Mumbai: HDFC Bank, which for the first time in recent years reported a spike in bad loans, on Thursday dismissed worries on the non-performing assets (NPAs) front, saying it does not have a stressed assets portfolio.
"We don't have a stressed asset portfolio. We have very little restructured assets, which is only 0.1 per cent of out total assets."
"We don't have any major exposure to the stressed sectors like steel, power and textiles," managing director Aditya Puri told reporters after the bank's annual general meeting here.
In the quarter ended June 30, the bank's gross non-performing assets were up at 1.04 per cent from 0.95 per cent a year ago. Net NPAs of the private sector lender stood at 0.3 per cent as against 0.27 per cent in the corresponding quarter of last year.

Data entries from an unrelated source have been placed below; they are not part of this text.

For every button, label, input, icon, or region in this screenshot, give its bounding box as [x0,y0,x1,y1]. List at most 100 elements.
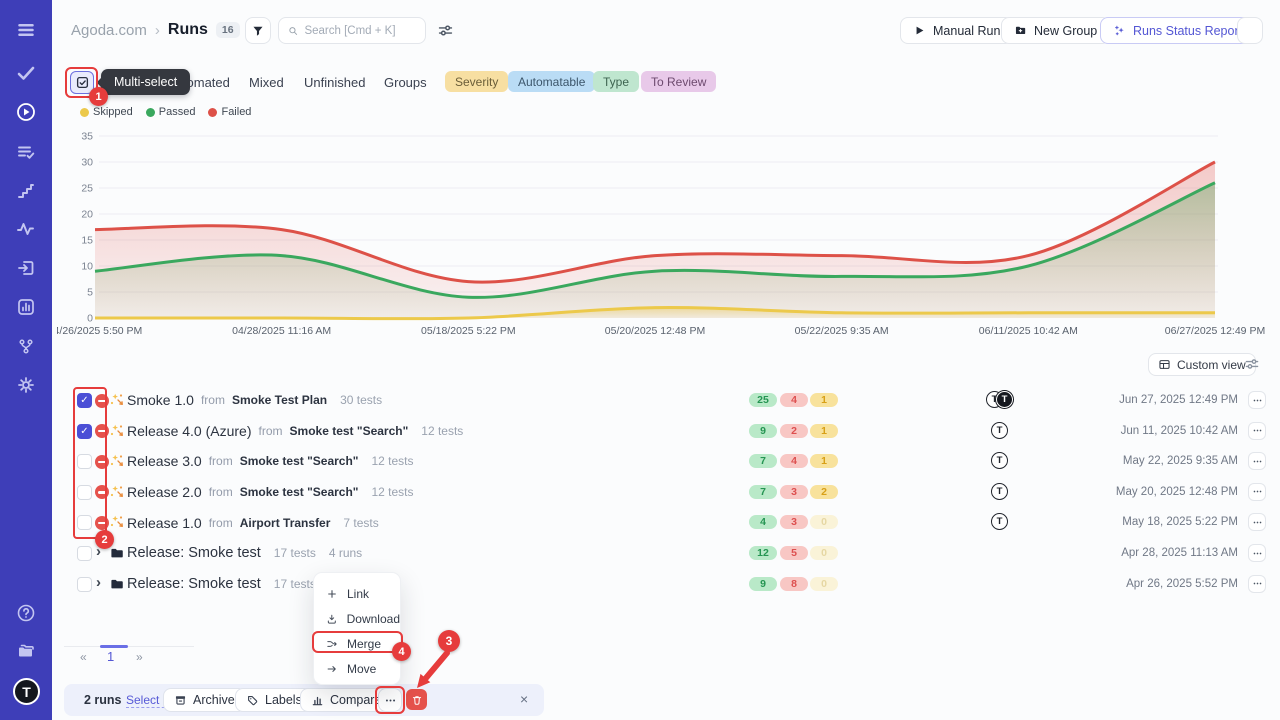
new-group-label: New Group [1034,24,1097,38]
sidebar-item-folders[interactable] [14,639,38,663]
row-checkbox[interactable]: ✓ [77,393,92,408]
row-checkbox[interactable]: ✓ [77,424,92,439]
row-checkbox[interactable] [77,485,92,500]
from-label: from [201,393,225,407]
context-menu-item-move[interactable]: Move [314,656,400,681]
play-icon [913,24,926,37]
new-group-button[interactable]: New Group [1001,17,1110,44]
run-source[interactable]: Airport Transfer [240,516,331,530]
run-name[interactable]: Smoke 1.0 [127,392,194,408]
search-settings-icon[interactable] [437,22,454,39]
svg-text:20: 20 [81,209,93,221]
runs-trend-chart: 0510152025303504/26/2025 5:50 PM04/28/20… [57,128,1280,343]
row-more-button[interactable] [1248,483,1266,501]
run-name[interactable]: Release 3.0 [127,453,202,469]
manual-run-button[interactable]: Manual Run [900,17,1013,44]
search-box[interactable] [278,17,426,44]
context-menu-item-merge[interactable]: Merge [314,631,400,656]
run-source[interactable]: Smoke test "Search" [290,424,409,438]
run-name[interactable]: Release 4.0 (Azure) [127,423,252,439]
pagination-next[interactable]: » [136,650,143,664]
legend-item-failed[interactable]: Failed [208,106,251,118]
row-checkbox[interactable] [77,546,92,561]
from-label: from [259,424,283,438]
sidebar-item-menu[interactable] [14,18,38,42]
legend-item-skipped[interactable]: Skipped [80,106,133,118]
run-date: Apr 28, 2025 11:13 AM [1121,547,1238,559]
sidebar-item-list-check[interactable] [14,140,38,164]
assignee-avatar[interactable]: T [991,452,1008,469]
selection-more-button[interactable] [378,688,402,712]
svg-text:5: 5 [87,287,93,299]
sidebar-item-help[interactable] [14,601,38,625]
group-row[interactable]: ›Release: Smoke test17 tests7 runs980Apr… [64,569,1268,600]
user-avatar[interactable]: T [13,678,40,705]
filter-chip-to-review[interactable]: To Review [641,71,716,92]
view-settings-icon[interactable] [1244,356,1260,372]
row-more-button[interactable] [1248,575,1266,593]
assignee-avatar[interactable]: T [991,513,1008,530]
run-source[interactable]: Smoke test "Search" [240,454,359,468]
sidebar-item-bar-chart[interactable] [14,295,38,319]
filter-chip-severity[interactable]: Severity [445,71,508,92]
run-name[interactable]: Release 1.0 [127,515,202,531]
run-source[interactable]: Smoke test "Search" [240,485,359,499]
run-row[interactable]: ✓ Release 4.0 (Azure) from Smoke test "Sear… [64,416,1268,447]
run-source[interactable]: Smoke Test Plan [232,393,327,407]
from-label: from [209,516,233,530]
context-menu-item-download[interactable]: Download [314,606,400,631]
run-row[interactable]: ✓Smoke 1.0fromSmoke Test Plan30 tests254… [64,385,1268,416]
legend-item-passed[interactable]: Passed [146,106,196,118]
svg-text:30: 30 [81,157,93,169]
tab-unfinished[interactable]: Unfinished [304,75,365,90]
ellipsis-icon [1252,517,1263,528]
row-more-button[interactable] [1248,391,1266,409]
archive-button[interactable]: Archive [163,688,246,712]
row-checkbox[interactable] [77,515,92,530]
row-more-button[interactable] [1248,422,1266,440]
row-more-button[interactable] [1248,544,1266,562]
run-row[interactable]: Release 1.0fromAirport Transfer7 tests43… [64,507,1268,538]
row-more-button[interactable] [1248,452,1266,470]
pagination-page-1[interactable]: 1 [107,649,114,664]
sidebar-item-branch[interactable] [14,334,38,358]
context-menu-item-link[interactable]: Link [314,581,400,606]
annotation-arrow [405,648,455,693]
pagination-prev[interactable]: « [80,650,87,664]
custom-view-button[interactable]: Custom view [1148,353,1256,376]
filter-button[interactable] [245,17,271,44]
run-name[interactable]: Release 2.0 [127,484,202,500]
row-more-button[interactable] [1248,513,1266,531]
close-selection-icon[interactable]: × [520,691,528,707]
search-input[interactable] [304,25,416,37]
expand-chevron[interactable]: › [96,574,101,591]
breadcrumb-project[interactable]: Agoda.com [71,22,147,39]
row-checkbox[interactable] [77,577,92,592]
filter-chip-automatable[interactable]: Automatable [508,71,595,92]
row-checkbox[interactable] [77,454,92,469]
sidebar-item-sign-in[interactable] [14,256,38,280]
svg-text:10: 10 [81,261,93,273]
sidebar-item-play-circle[interactable] [14,100,38,124]
tests-count: 17 tests [274,577,316,591]
sidebar-item-steps[interactable] [14,179,38,203]
assignee-avatar[interactable]: T [996,391,1013,408]
pulse-icon [16,219,36,239]
assignee-avatar[interactable]: T [991,483,1008,500]
group-name[interactable]: Release: Smoke test [127,576,261,592]
filter-chip-type[interactable]: Type [593,71,639,92]
run-row[interactable]: Release 2.0fromSmoke test "Search"12 tes… [64,477,1268,508]
runs-status-report-button[interactable]: Runs Status Report [1100,17,1255,44]
assignee-avatar[interactable]: T [991,422,1008,439]
header-more-button[interactable] [1237,17,1263,44]
sidebar-item-gear[interactable] [14,373,38,397]
tab-groups[interactable]: Groups [384,75,427,90]
tab-mixed[interactable]: Mixed [249,75,284,90]
group-row[interactable]: ›Release: Smoke test17 tests4 runs1250Ap… [64,538,1268,569]
svg-text:04/26/2025 5:50 PM: 04/26/2025 5:50 PM [57,325,142,337]
sidebar-item-check[interactable] [14,61,38,85]
passed-count-pill: 9 [749,424,777,438]
group-name[interactable]: Release: Smoke test [127,545,261,561]
run-row[interactable]: Release 3.0fromSmoke test "Search"12 tes… [64,446,1268,477]
sidebar-item-pulse[interactable] [14,217,38,241]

The bank on Thursday reported a 20.2 per cent jump in its net profit at Rs 3,238.9 crore in the quarter ended June 2016 as against Rs 2,695.7 crore in the corresponding period a year ago.
Mr Puri said FCNR-B deposits, which are maturing in next few months, are unlikely to have major impact on the bank.
HDFC Bank is one of the largest mobilisers of these deposits.
"Its withdrawal will have no impact on the bank except for our forex balance-sheet," he added.
Asked about his succession plan, Mr Puri said, "We have a very clearly defined succession plan... 'kuch ho gaya toh' (if anything happens) there is a successor... There are two-three levels below me. So don't worry."